With the Myanmar military restricting access to some townships in Arakan State, some villages are facing medical shortages, according to local residents experiencing health challenges.

By DMG 13 Oct 2022

DMG Newsroom
13 October 2022, Sittwe

With the Myanmar military restricting access to some townships in Arakan State, some villages are facing medical shortages, according to local residents experiencing health challenges.

The regime has imposed travel restrictions in Maungdaw, Buthidaung, Rathedaung and Mrauk-U townships amid renewed fighting between the military and Arakan Army (AA) in Arakan State over recent months.

Locals in Thittonenar Village, Maungdaw Township, are facing medicine shortages due to the military’s travel restrictions, said a villager who did not want to be named for security reasons.

“We have run out of medicines and the military council has banned locals from transporting medicine into the area. We have difficulties accessing medicine,” the villager told DMG.

The anonymous villager added that if there is an emergency health issue, the military allows local people to travel, but medicine shortages plague much of the state outside of its urban centres.

There are rural healthcare facilities in the villages, but residents say there are patients who have gone from being mildly sick to facing emergency situations due to the lack of necessary medicines.

A pharmacy owner in Sittwe told DMG that about 90 percent of the distribution and sale of medicines has stopped due to the military council’s restrictions.

“The regime has imposed strict restrictions on medicine and prohibited us from transporting it into other areas,” the pharmacy owner explained.
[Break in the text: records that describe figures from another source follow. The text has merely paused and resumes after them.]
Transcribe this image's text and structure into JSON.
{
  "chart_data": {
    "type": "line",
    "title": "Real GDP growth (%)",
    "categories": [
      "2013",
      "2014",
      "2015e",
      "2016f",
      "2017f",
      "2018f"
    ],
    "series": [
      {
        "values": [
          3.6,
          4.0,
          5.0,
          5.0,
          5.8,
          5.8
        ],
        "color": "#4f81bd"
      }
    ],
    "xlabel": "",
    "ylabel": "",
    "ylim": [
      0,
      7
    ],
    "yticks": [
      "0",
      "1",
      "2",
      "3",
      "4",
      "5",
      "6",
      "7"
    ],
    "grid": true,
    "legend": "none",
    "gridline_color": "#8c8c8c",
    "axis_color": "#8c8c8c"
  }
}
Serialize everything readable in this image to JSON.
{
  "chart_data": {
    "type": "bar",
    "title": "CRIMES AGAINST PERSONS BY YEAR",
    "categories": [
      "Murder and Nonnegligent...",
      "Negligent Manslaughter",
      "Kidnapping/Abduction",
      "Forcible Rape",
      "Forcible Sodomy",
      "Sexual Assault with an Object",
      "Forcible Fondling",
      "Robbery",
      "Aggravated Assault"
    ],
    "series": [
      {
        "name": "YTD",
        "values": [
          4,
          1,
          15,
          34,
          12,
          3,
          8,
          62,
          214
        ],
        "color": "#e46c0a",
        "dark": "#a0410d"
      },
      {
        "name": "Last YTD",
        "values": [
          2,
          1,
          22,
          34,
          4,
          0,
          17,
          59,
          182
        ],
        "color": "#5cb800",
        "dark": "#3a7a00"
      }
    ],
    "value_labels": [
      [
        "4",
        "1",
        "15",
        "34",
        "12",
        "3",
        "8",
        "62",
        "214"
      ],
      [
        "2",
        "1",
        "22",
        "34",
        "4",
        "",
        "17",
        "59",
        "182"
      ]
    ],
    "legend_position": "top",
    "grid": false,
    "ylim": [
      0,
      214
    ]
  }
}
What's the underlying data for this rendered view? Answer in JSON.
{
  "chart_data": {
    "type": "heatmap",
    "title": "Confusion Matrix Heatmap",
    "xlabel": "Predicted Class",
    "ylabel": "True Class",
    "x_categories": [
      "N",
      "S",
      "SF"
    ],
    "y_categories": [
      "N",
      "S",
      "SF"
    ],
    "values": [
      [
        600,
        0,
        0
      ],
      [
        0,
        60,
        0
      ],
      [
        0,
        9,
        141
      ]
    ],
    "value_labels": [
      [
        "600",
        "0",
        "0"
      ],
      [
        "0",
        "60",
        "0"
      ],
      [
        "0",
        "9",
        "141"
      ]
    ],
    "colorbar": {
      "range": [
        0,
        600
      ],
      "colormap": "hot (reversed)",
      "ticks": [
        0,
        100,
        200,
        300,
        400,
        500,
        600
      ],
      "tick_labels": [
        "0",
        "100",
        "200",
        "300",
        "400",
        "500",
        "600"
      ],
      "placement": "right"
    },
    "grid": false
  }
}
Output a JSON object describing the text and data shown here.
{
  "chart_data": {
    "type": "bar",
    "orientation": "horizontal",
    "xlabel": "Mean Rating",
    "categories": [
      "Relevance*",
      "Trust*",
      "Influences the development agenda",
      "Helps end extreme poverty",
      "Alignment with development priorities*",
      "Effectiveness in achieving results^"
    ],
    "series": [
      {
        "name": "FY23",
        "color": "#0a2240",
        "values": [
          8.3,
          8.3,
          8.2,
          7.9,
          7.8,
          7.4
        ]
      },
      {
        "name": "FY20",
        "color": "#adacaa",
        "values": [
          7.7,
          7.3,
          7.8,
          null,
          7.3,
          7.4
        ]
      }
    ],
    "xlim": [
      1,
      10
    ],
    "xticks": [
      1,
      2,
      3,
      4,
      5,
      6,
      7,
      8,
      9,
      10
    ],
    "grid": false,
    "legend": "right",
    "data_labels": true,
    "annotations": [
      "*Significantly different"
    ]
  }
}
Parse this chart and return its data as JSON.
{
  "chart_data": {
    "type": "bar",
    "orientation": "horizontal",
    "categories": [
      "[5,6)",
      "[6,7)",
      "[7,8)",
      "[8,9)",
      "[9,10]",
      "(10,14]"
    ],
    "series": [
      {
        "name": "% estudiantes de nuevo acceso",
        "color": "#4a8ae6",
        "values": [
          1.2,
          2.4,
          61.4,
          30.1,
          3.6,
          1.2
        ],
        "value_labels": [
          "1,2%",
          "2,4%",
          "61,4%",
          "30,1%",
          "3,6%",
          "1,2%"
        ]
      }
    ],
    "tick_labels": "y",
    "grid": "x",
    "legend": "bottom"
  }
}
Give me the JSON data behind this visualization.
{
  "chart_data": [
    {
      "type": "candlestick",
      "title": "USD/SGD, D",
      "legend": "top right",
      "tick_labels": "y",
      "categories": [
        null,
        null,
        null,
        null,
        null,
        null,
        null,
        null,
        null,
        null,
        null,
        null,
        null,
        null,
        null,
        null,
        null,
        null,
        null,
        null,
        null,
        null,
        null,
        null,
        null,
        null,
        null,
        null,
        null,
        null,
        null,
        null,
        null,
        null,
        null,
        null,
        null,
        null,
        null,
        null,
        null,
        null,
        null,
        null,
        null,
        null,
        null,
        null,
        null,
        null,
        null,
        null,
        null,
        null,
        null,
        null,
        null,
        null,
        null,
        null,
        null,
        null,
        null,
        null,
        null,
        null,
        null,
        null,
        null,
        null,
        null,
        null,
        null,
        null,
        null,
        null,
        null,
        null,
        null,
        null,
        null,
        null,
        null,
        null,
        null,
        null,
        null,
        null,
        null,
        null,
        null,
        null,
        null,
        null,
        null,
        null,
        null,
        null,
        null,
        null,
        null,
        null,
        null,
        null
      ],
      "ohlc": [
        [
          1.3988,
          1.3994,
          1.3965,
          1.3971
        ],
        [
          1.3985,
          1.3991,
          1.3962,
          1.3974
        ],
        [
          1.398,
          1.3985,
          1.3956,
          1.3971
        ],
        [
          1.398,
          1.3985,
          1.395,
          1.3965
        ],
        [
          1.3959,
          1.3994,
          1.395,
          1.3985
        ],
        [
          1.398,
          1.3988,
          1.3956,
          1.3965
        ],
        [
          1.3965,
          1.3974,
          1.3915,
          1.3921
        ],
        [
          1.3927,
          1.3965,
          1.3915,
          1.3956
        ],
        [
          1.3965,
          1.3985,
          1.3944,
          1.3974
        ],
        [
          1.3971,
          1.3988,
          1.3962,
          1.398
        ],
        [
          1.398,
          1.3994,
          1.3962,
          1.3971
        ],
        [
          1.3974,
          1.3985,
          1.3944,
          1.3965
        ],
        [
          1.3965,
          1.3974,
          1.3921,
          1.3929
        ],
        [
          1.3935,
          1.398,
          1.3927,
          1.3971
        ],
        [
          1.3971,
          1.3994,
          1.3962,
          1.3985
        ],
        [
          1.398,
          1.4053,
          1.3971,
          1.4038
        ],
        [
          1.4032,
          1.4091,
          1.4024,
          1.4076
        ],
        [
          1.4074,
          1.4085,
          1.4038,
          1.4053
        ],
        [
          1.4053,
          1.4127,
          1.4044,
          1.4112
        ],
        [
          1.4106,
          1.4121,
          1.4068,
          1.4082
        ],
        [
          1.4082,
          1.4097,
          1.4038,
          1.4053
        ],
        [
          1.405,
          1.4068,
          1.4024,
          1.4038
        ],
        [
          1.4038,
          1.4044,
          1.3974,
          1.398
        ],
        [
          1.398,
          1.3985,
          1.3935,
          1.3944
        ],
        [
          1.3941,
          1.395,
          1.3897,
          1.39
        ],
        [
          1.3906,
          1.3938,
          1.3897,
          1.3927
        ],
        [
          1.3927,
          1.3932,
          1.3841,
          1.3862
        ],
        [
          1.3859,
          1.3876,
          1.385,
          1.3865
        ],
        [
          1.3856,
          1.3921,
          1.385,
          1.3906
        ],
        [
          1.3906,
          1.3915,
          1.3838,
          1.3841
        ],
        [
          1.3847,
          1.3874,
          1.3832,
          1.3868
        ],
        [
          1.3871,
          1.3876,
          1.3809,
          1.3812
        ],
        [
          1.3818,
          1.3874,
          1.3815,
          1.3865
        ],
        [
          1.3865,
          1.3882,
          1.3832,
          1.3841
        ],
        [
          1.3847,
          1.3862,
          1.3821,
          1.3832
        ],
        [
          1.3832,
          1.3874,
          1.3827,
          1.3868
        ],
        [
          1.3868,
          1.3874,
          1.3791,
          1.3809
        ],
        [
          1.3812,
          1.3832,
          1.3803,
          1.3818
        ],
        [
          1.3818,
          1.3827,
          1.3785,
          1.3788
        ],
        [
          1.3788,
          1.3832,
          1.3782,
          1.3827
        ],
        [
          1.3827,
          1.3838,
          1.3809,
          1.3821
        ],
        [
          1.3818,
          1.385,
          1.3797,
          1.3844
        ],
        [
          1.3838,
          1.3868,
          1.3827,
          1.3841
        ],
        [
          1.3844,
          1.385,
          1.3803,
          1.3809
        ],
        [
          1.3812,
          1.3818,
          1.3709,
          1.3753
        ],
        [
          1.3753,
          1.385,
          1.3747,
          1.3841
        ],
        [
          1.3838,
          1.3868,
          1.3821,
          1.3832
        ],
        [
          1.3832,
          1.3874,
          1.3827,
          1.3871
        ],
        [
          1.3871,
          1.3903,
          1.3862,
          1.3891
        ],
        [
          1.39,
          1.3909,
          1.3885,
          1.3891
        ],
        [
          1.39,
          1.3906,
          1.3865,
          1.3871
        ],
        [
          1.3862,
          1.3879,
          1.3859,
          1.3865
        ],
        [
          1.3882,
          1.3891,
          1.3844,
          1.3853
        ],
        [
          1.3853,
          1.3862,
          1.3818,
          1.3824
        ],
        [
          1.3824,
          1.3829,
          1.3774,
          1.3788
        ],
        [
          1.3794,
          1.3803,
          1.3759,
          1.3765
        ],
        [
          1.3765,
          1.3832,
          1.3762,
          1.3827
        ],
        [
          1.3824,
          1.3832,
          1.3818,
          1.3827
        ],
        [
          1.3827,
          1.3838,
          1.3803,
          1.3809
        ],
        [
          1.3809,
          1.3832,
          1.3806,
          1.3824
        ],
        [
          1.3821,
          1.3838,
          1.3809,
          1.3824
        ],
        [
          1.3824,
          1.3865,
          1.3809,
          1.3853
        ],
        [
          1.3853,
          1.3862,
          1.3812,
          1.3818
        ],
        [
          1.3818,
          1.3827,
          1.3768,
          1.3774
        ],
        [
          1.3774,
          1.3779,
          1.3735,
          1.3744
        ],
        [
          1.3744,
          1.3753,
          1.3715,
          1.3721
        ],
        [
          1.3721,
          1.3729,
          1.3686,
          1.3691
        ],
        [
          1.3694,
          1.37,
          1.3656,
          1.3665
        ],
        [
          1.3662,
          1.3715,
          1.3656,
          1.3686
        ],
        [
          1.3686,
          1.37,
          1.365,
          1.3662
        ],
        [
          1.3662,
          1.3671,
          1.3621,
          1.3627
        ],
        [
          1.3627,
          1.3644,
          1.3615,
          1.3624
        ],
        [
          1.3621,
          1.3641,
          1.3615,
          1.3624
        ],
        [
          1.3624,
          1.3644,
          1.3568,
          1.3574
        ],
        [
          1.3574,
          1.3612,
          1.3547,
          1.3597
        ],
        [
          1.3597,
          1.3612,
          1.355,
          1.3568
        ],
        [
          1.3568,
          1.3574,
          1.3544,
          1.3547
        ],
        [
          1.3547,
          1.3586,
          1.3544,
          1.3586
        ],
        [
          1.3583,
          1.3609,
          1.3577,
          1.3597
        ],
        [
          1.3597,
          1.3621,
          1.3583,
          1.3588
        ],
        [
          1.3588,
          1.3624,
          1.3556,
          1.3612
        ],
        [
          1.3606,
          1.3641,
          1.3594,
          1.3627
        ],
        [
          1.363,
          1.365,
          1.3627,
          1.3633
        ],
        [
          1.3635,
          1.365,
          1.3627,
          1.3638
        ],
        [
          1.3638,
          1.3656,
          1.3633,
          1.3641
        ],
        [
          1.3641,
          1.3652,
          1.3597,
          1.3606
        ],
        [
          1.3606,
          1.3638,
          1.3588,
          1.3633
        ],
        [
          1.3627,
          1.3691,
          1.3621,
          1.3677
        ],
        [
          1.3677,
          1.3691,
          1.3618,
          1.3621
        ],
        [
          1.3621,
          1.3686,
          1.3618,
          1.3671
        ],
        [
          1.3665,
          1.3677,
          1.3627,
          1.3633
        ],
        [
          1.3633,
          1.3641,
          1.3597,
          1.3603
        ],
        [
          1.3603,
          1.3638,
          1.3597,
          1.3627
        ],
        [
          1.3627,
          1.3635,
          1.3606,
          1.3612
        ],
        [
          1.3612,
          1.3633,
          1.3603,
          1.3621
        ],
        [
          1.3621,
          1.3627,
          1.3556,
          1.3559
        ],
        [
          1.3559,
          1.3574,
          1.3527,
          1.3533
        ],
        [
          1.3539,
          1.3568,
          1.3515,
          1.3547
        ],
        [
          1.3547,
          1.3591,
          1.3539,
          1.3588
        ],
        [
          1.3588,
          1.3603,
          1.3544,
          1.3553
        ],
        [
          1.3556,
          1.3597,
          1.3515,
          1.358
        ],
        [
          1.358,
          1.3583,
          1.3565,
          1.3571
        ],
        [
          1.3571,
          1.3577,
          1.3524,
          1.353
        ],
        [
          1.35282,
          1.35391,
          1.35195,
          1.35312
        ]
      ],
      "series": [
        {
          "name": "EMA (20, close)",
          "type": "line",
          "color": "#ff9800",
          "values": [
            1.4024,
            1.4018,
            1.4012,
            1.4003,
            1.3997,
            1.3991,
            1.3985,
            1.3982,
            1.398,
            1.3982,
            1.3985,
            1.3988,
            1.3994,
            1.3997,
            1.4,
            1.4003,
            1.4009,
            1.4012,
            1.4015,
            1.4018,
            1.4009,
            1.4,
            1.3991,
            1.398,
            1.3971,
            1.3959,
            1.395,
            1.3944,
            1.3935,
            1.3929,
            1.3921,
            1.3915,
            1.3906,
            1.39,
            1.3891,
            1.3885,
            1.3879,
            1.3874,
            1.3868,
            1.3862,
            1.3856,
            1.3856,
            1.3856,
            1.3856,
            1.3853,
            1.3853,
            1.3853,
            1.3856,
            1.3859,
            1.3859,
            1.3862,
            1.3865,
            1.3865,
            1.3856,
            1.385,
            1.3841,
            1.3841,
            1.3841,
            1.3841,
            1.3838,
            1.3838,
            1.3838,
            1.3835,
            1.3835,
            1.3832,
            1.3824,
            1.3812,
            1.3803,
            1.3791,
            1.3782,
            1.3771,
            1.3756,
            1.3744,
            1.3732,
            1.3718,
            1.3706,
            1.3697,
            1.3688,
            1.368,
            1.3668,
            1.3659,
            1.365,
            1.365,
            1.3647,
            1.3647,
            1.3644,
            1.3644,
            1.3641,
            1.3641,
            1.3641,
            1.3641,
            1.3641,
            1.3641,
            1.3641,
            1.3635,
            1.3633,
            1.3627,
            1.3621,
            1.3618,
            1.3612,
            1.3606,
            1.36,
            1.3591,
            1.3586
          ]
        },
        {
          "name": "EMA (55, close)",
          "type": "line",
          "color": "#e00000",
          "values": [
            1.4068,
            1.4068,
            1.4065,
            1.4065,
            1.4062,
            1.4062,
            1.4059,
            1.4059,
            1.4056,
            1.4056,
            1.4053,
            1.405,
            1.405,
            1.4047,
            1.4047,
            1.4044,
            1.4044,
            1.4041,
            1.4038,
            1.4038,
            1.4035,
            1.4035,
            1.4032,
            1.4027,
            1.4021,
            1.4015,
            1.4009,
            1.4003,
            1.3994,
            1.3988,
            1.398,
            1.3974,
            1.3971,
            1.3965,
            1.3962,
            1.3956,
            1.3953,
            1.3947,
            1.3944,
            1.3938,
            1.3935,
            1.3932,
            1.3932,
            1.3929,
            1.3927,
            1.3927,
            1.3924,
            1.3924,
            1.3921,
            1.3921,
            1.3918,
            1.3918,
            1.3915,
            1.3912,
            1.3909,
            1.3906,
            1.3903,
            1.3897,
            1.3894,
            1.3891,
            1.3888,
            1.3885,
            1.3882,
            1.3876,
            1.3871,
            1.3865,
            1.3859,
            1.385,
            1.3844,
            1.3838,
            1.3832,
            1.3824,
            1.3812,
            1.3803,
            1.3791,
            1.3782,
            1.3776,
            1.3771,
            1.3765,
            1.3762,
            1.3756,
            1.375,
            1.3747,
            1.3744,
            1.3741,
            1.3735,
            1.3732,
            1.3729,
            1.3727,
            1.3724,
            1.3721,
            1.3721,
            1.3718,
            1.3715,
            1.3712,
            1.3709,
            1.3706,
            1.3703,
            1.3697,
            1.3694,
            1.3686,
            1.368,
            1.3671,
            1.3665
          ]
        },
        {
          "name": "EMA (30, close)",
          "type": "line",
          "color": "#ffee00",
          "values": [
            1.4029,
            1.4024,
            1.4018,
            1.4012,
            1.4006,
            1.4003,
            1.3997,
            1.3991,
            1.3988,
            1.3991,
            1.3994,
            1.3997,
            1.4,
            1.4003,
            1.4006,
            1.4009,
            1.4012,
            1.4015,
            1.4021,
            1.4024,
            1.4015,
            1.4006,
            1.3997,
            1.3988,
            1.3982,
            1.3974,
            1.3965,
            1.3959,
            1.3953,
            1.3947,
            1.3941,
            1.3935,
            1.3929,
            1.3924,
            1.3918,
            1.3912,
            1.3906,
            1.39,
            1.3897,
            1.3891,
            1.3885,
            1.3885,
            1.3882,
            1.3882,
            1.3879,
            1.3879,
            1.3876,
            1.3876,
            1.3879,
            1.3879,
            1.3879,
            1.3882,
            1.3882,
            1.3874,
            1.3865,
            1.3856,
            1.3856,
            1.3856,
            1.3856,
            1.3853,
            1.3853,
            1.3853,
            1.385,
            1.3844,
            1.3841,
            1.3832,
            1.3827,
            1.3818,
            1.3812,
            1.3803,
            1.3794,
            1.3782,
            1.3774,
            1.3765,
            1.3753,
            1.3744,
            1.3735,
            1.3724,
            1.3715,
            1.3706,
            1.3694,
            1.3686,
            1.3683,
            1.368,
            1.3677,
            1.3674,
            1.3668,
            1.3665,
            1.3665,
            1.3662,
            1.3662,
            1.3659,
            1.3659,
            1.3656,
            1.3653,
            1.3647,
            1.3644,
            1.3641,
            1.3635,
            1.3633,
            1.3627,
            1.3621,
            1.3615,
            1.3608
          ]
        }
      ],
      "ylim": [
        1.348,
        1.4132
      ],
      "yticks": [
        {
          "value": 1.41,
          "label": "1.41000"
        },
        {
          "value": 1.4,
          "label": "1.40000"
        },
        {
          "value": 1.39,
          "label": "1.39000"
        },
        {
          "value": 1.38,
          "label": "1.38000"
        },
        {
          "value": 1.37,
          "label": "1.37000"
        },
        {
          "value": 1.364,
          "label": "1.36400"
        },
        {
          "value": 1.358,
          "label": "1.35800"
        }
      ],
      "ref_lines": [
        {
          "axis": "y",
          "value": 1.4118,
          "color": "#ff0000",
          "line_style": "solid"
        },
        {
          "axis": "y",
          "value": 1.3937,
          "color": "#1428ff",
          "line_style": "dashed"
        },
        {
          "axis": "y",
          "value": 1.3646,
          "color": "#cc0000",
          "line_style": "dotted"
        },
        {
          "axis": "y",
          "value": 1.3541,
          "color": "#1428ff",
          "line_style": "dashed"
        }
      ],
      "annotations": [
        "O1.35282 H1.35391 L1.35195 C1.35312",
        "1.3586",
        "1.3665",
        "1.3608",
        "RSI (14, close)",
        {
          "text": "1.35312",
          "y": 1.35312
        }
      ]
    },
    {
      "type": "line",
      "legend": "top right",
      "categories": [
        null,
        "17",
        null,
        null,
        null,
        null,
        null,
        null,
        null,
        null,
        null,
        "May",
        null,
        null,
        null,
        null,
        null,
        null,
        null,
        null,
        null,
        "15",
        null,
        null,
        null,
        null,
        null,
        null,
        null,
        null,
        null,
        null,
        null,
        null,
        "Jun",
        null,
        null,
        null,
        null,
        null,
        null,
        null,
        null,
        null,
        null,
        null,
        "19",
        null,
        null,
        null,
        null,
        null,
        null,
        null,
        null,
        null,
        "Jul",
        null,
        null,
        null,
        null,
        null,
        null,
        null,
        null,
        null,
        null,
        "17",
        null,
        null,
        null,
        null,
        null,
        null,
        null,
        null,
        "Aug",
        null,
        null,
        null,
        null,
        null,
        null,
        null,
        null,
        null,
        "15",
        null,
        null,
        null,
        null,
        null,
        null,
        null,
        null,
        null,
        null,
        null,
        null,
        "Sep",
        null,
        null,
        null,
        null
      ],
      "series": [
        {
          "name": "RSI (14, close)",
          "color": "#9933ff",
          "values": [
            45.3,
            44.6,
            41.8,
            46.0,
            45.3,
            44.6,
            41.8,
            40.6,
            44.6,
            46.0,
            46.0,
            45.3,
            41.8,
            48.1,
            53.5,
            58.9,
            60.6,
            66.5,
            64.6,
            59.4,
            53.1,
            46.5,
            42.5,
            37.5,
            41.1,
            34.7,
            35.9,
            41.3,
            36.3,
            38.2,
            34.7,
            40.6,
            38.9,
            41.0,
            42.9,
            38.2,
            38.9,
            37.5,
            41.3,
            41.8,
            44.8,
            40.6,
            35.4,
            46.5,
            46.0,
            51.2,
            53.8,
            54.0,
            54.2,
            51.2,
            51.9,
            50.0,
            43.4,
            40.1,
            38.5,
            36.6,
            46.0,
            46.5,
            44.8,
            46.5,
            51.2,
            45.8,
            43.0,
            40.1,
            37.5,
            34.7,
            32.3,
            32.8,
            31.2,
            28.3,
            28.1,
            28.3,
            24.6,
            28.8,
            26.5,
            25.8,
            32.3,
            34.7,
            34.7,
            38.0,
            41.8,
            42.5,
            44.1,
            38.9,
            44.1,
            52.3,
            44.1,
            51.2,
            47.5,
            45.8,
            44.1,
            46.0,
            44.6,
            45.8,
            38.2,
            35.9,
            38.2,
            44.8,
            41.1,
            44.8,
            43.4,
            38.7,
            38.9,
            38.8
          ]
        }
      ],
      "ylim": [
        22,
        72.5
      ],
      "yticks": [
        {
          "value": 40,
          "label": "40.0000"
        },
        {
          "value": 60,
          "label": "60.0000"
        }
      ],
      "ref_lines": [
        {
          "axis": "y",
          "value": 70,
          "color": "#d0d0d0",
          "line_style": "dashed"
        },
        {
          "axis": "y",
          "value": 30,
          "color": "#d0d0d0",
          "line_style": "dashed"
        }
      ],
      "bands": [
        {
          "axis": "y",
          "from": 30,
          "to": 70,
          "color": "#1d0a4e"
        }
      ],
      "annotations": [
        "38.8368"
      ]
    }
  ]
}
In a statement on September 29, the Arakan National Party (ANP) called on the Myanmar military to lift its travel ban on local and international nongovernmental organisations (NGOs) providing humanitarian aid to internally displaced people (IDPs) in Arakan State.

Pharmaceutical companies and pharmacy owners in Arakan State are currently not permitted to ship drugs and related items through security checkpoints set up by the military.

Pharmacy owners say that if the restrictions on the transportation of medicines continue in their current form, shortages will grow more dire.

“The military’s ban on business, education, and health [activities] in the event of fighting violates international laws. The military council is committing a war crime by imposing some restrictions on the local people,” said U Aung Thaung Shwe, a former Arakan State lawmaker for Buthidaung Township.

Since mid-September, Myanmar’s military regime has barred local and international NGOs from travelling to multiple townships in Arakan State following the renewed fighting between junta troops and the Arakan Army.